China's history has been documented in a number of ancient writings.

Centuries of migration, amalgamation, and development brought about a distinctive system of writing, philosophy, art, and political organization that came to be recognized as Chinese civilization (Shinn, 1991)."

The fact that this civilization has continued over 4,000 years provides it with a unique position in world history.

Until the twentieth century, members of the ruling scholar-official class were responsible for documenting the history of China, which was "meant to provide the ruler with precedents to guide or justify his policies. These accounts focused on dynastic politics and colorful court histories and included developments among the commoners only as backdrops (Shinn, 1991)." The Chinese political pattern of dynasties was a cycle of "ascent, achievement, decay, and rebirth under a new family (Shinn, 1991)."

Until the nineteenth century, the people enjoyed an undisturbed view of the world that was China-centered.

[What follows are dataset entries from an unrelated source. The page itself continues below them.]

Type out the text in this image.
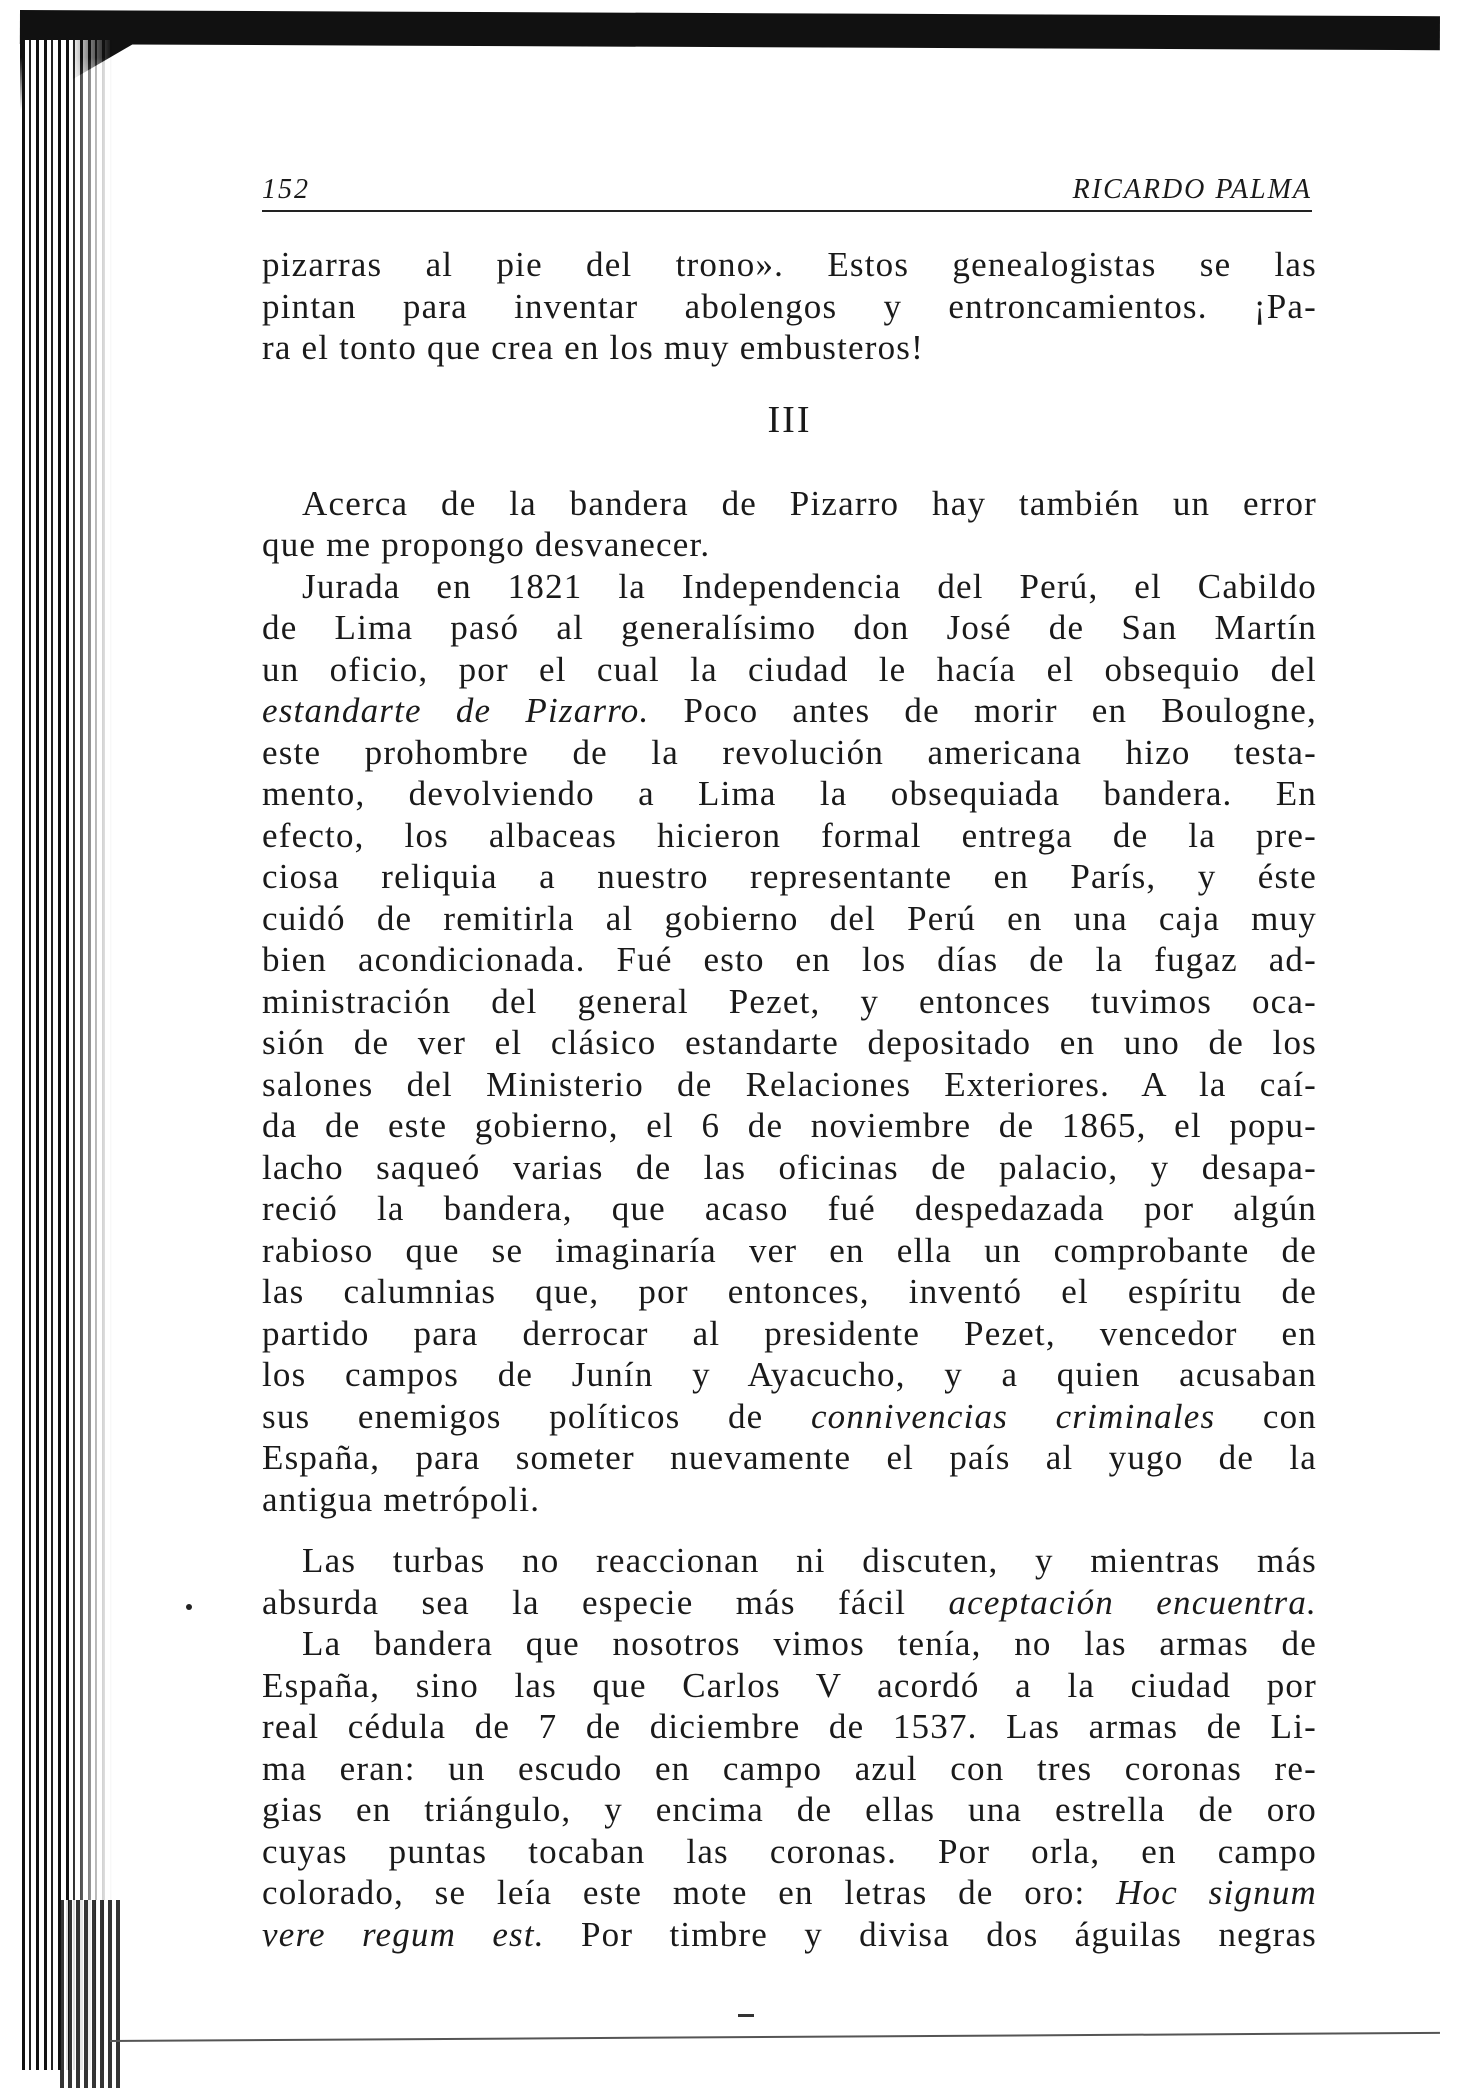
152	RICARDO PALMA
pizarras al pie del trono». Estos genealogistas se las
pintan para inventar abolengos y entroncamientos. ¡Pa-
ra el tonto que crea en los muy embusteros!
III
Acerca de la bandera de Pizarro hay también un error
que me propongo desvanecer.
Jurada en 1821 la Independencia del Perú, el Cabildo
de Lima pasó al generalísimo don José de San Martín
un oficio, por el cual la ciudad le hacía el obsequio del
estandarte de Pizarro. Poco antes de morir en Boulogne,
este prohombre de la revolución americana hizo testa-
mento, devolviendo a Lima la obsequiada bandera. En
efecto, los albaceas hicieron formal entrega de la pre-
ciosa reliquia a nuestro representante en París, y éste
cuidó de remitirla al gobierno del Perú en una caja muy
bien acondicionada. Fué esto en los días de la fugaz ad-
ministración del general Pezet, y entonces tuvimos oca-
sión de ver el clásico estandarte depositado en uno de los
salones del Ministerio de Relaciones Exteriores. A la caí-
da de este gobierno, el 6 de noviembre de 1865, el popu-
lacho saqueó varias de las oficinas de palacio, y desapa-
reció la bandera, que acaso fué despedazada por algún
rabioso que se imaginaría ver en ella un comprobante de
las calumnias que, por entonces, inventó el espíritu de
partido para derrocar al presidente Pezet, vencedor en
los campos de Junín y Ayacucho, y a quien acusaban
sus enemigos políticos de connivencias criminales con
España, para someter nuevamente el país al yugo de la
antigua metrópoli.
Las turbas no reaccionan ni discuten, y mientras más
absurda sea la especie más fácil aceptación encuentra.
La bandera que nosotros vimos tenía, no las armas de
España, sino las que Carlos V acordó a la ciudad por
real cédula de 7 de diciembre de 1537. Las armas de Li-
ma eran: un escudo en campo azul con tres coronas re-
gias en triángulo, y encima de ellas una estrella de oro
cuyas puntas tocaban las coronas. Por orla, en campo
colorado, se leía este mote en letras de oro: Hoc signum
vere regum est. Por timbre y divisa dos águilas negras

However, "superior Western weaponry and technology and imminent territorial dismemberment, forced China to reassess its position with respect to Western civilization (Shinn, 1991)." The 2,000-year-old dynastic system of imperial government fell in 1911 when China was unable to adjust to the changes effectively.

The Shang Dynasty

The Shang dynasty was founded when the last Xia ruler was overthrown by a rebel leader and was based on agriculture, hunting and animal husbandry.

During this period, two major events occurred, "the development of a writing system and the use of bronze metallurgy. Ceremonial bronze vessels with inscriptions attested to the workmanship and high level of civilization (Shinn, 1991)."

The Xia cast bronze tripods with images of animals on them "so that living people would realize which animals were helping people to cross from earth to heaven and which animals were unhelpful and even harmful (home.attbi.com/~piannone/o-s/ch-innerhist.html). These images were not shamanistic in commonly understood terms, nor associated with daoist knowledge of spirit life and movement. Nine administrative districts each presented their best commodities to Great Yu as a show of gratitude for taming the floods of their lands. Great Yu created nine tripods out of the bronze he received, each carved with rare and precious animals, which became a symbol of rule over the nine districts. Later during this dynasty the tripods were decreed to "be handed down as national treasures from generation to generation and became a symbol of state and power (www.chinatown-online.com/cultureeye/highlights/bronze.htm).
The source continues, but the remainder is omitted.